OYO has local leaders for each country it has entered. Its China business is led by chief operating officer Sam Shih, who used to serve as chief executive at Asia Pulp & Paper, a giant in the industry. Jeremy Sanders is the head of OYO in the U.K. An entrepreneur, Sanders co-founded Italian food chain Coco Di Mama. Localisation is key. In Japan, for example, the focus on cleanliness is the highest. Hence, doors that shut automatically are a must. In Saudi Arabia, each room, for example, has an arrow to indicate the direction for Mecca to help the majority of travellers pray.
The model that OYO is following is what experts call a cookiecutter model which several global brands have used to scale globally. In the past few years alone, companies such as Uber or Airbnb have created tremendous value by replicating a cookie-cutter model across multiple markets around the world. This is likely a playbook for OYO too. “The ability to standardise offerings in mid-tier properties, brand them the right way, increase traffic through online acquisition and boost occupancy rates is a model that can be applied in other places too. India seems to have provided enough proof of concept for OYO’s business model,” says Mayank Singhal, managing partner at Millennial Capital, an investment firm.
OYO’s investors agree. There is increasing confidence that this playbook can be rolled out in multiple markets, says Somaia, adding that while capital enables a company to expand, it doesn’t drive expansion. “One of the things… Ritesh has generally been very good at is letting opportunity dictate company priorities and guide capital allocation, and not the other way around.” But it’s still difficult to shake off the fact that the company has raised $1.3 billion in funding from investors.
Recently, OYO raised $200 million from home sharing platform Airbnb. Last year, it raised around $800 million from Japan’s SoftBank as part of its Series E funding. The round was followed by funding from Chinese ride-hailing giant Didi Chuxing and Asian ride-hailing giant Grab.
The industry’s focus has been on SoftBank, which is believed to be an investor which stresses on doubling down on growth plans and encourages massive scale. With SoftBank’s support and in line with their playbook, OYO certainly has the unique opportunity to become a global leader. “Fortunately for Ritesh, he seems to enjoy an incredible relationship with SoftBank and has always been receptive to their feedback,” says Singhal, adding that OYO’s and SoftBank’s objectives are aligned. “OYO’s success, I think, will therefore ultimately hinge on its ability to execute.”

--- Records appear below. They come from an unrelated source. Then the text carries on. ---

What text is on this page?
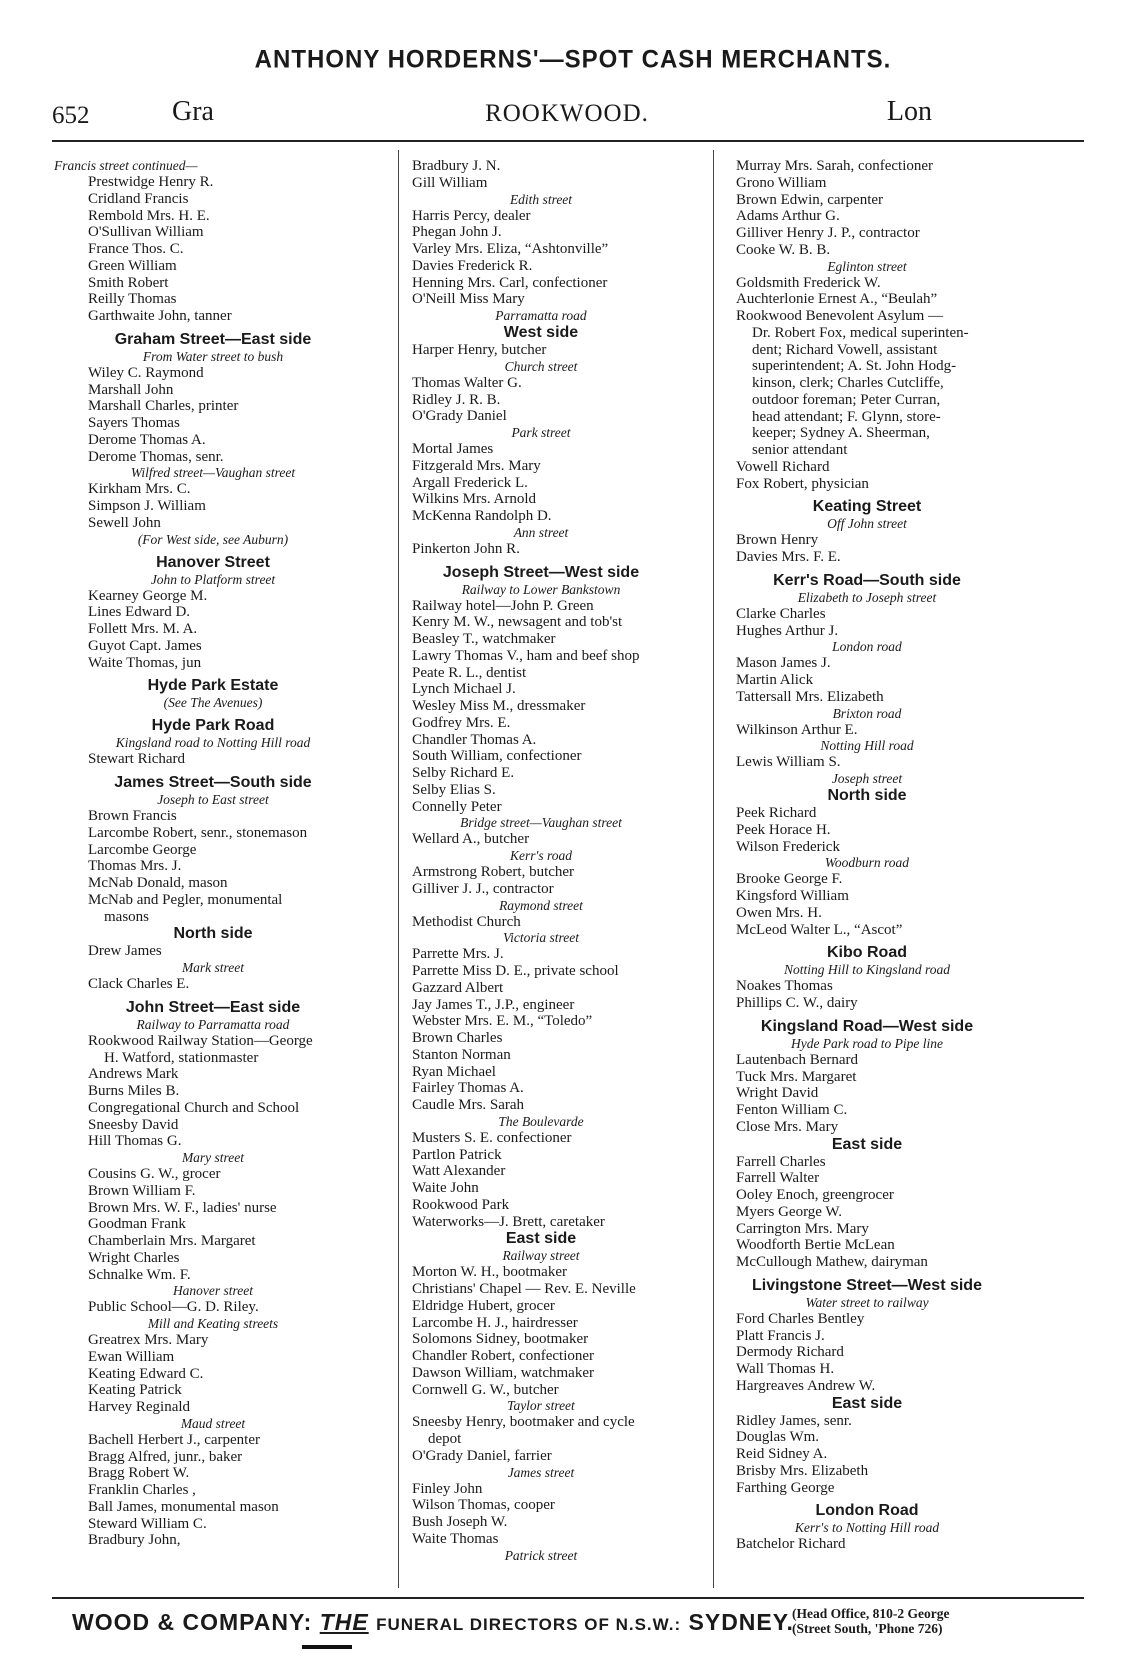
ANTHONY HORDERNS'—SPOT CASH MERCHANTS.
652	Gra	ROOKWOOD.	Lon
Francis street continued—
Prestwidge Henry R.
Cridland Francis
Rembold Mrs. H. E.
O'Sullivan William
France Thos. C.
Green William
Smith Robert
Reilly Thomas
Garthwaite John, tanner
Graham Street—East side
From Water street to bush
Wiley C. Raymond
Marshall John
Marshall Charles, printer
Sayers Thomas
Derome Thomas A.
Derome Thomas, senr.
Wilfred street—Vaughan street
Kirkham Mrs. C.
Simpson J. William
Sewell John
(For West side, see Auburn)
Hanover Street
John to Platform street
Kearney George M.
Lines Edward D.
Follett Mrs. M. A.
Guyot Capt. James
Waite Thomas, jun
Hyde Park Estate
(See The Avenues)
Hyde Park Road
Kingsland road to Notting Hill road
Stewart Richard
James Street—South side
Joseph to East street
Brown Francis
Larcombe Robert, senr., stonemason
Larcombe George
Thomas Mrs. J.
McNab Donald, mason
McNab and Pegler, monumental
masons
North side
Drew James
Mark street
Clack Charles E.
John Street—East side
Railway to Parramatta road
Rookwood Railway Station—George
H. Watford, stationmaster
Andrews Mark
Burns Miles B.
Congregational Church and School
Sneesby David
Hill Thomas G.
Mary street
Cousins G. W., grocer
Brown William F.
Brown Mrs. W. F., ladies' nurse
Goodman Frank
Chamberlain Mrs. Margaret
Wright Charles
Schnalke Wm. F.
Hanover street
Public School—G. D. Riley.
Mill and Keating streets
Greatrex Mrs. Mary
Ewan William
Keating Edward C.
Keating Patrick
Harvey Reginald
Maud street
Bachell Herbert J., carpenter
Bragg Alfred, junr., baker
Bragg Robert W.
Franklin Charles ,
Ball James, monumental mason
Steward William C.
Bradbury John,
Bradbury J. N.
Gill William
Edith street
Harris Percy, dealer
Phegan John J.
Varley Mrs. Eliza, “Ashtonville”
Davies Frederick R.
Henning Mrs. Carl, confectioner
O'Neill Miss Mary
Parramatta road
West side
Harper Henry, butcher
Church street
Thomas Walter G.
Ridley J. R. B.
O'Grady Daniel
Park street
Mortal James
Fitzgerald Mrs. Mary
Argall Frederick L.
Wilkins Mrs. Arnold
McKenna Randolph D.
Ann street
Pinkerton John R.
Joseph Street—West side
Railway to Lower Bankstown
Railway hotel—John P. Green
Kenry M. W., newsagent and tob'st
Beasley T., watchmaker
Lawry Thomas V., ham and beef shop
Peate R. L., dentist
Lynch Michael J.
Wesley Miss M., dressmaker
Godfrey Mrs. E.
Chandler Thomas A.
South William, confectioner
Selby Richard E.
Selby Elias S.
Connelly Peter
Bridge street—Vaughan street
Wellard A., butcher
Kerr's road
Armstrong Robert, butcher
Gilliver J. J., contractor
Raymond street
Methodist Church
Victoria street
Parrette Mrs. J.
Parrette Miss D. E., private school
Gazzard Albert
Jay James T., J.P., engineer
Webster Mrs. E. M., “Toledo”
Brown Charles
Stanton Norman
Ryan Michael
Fairley Thomas A.
Caudle Mrs. Sarah
The Boulevarde
Musters S. E. confectioner
Partlon Patrick
Watt Alexander
Waite John
Rookwood Park
Waterworks—J. Brett, caretaker
East side
Railway street
Morton W. H., bootmaker
Christians' Chapel — Rev. E. Neville
Eldridge Hubert, grocer
Larcombe H. J., hairdresser
Solomons Sidney, bootmaker
Chandler Robert, confectioner
Dawson William, watchmaker
Cornwell G. W., butcher
Taylor street
Sneesby Henry, bootmaker and cycle
depot
O'Grady Daniel, farrier
James street
Finley John
Wilson Thomas, cooper
Bush Joseph W.
Waite Thomas
Patrick street
Murray Mrs. Sarah, confectioner
Grono William
Brown Edwin, carpenter
Adams Arthur G.
Gilliver Henry J. P., contractor
Cooke W. B. B.
Eglinton street
Goldsmith Frederick W.
Auchterlonie Ernest A., “Beulah”
Rookwood Benevolent Asylum —
Dr. Robert Fox, medical superinten-
dent; Richard Vowell, assistant
superintendent; A. St. John Hodg-
kinson, clerk; Charles Cutcliffe,
outdoor foreman; Peter Curran,
head attendant; F. Glynn, store-
keeper; Sydney A. Sheerman,
senior attendant
Vowell Richard
Fox Robert, physician
Keating Street
Off John street
Brown Henry
Davies Mrs. F. E.
Kerr's Road—South side
Elizabeth to Joseph street
Clarke Charles
Hughes Arthur J.
London road
Mason James J.
Martin Alick
Tattersall Mrs. Elizabeth
Brixton road
Wilkinson Arthur E.
Notting Hill road
Lewis William S.
Joseph street
North side
Peek Richard
Peek Horace H.
Wilson Frederick
Woodburn road
Brooke George F.
Kingsford William
Owen Mrs. H.
McLeod Walter L., “Ascot”
Kibo Road
Notting Hill to Kingsland road
Noakes Thomas
Phillips C. W., dairy
Kingsland Road—West side
Hyde Park road to Pipe line
Lautenbach Bernard
Tuck Mrs. Margaret
Wright David
Fenton William C.
Close Mrs. Mary
East side
Farrell Charles
Farrell Walter
Ooley Enoch, greengrocer
Myers George W.
Carrington Mrs. Mary
Woodforth Bertie McLean
McCullough Mathew, dairyman
Livingstone Street—West side
Water street to railway
Ford Charles Bentley
Platt Francis J.
Dermody Richard
Wall Thomas H.
Hargreaves Andrew W.
East side
Ridley James, senr.
Douglas Wm.
Reid Sidney A.
Brisby Mrs. Elizabeth
Farthing George
London Road
Kerr's to Notting Hill road
Batchelor Richard
WOOD & COMPANY: THE FUNERAL DIRECTORS OF N.S.W.: SYDNEY.
(Head Office, 810-2 George
(Street South, 'Phone 726)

The other challenge is management itself. Can Agarwal keep evolving as a leader as OYO evolves at a global scale? Both industry insiders and OYO’s investors seem to believe so. Also, by bringing in leaders from outside such as Ghosh and Rohit Kapoor, who is the chief executive officer of its new real estate business, he is already creating a deep and stable leadership team. “In some sense, the blending of the old guard and the new guard will play a critical role in enduring the organisation’s culture and sustaining its long-term success,” says Singhal. So what can trip up OYO? Agarwal feels it is complacency and arrogance. “Staying humble and hungry is crucial to our continued success,” he signs off.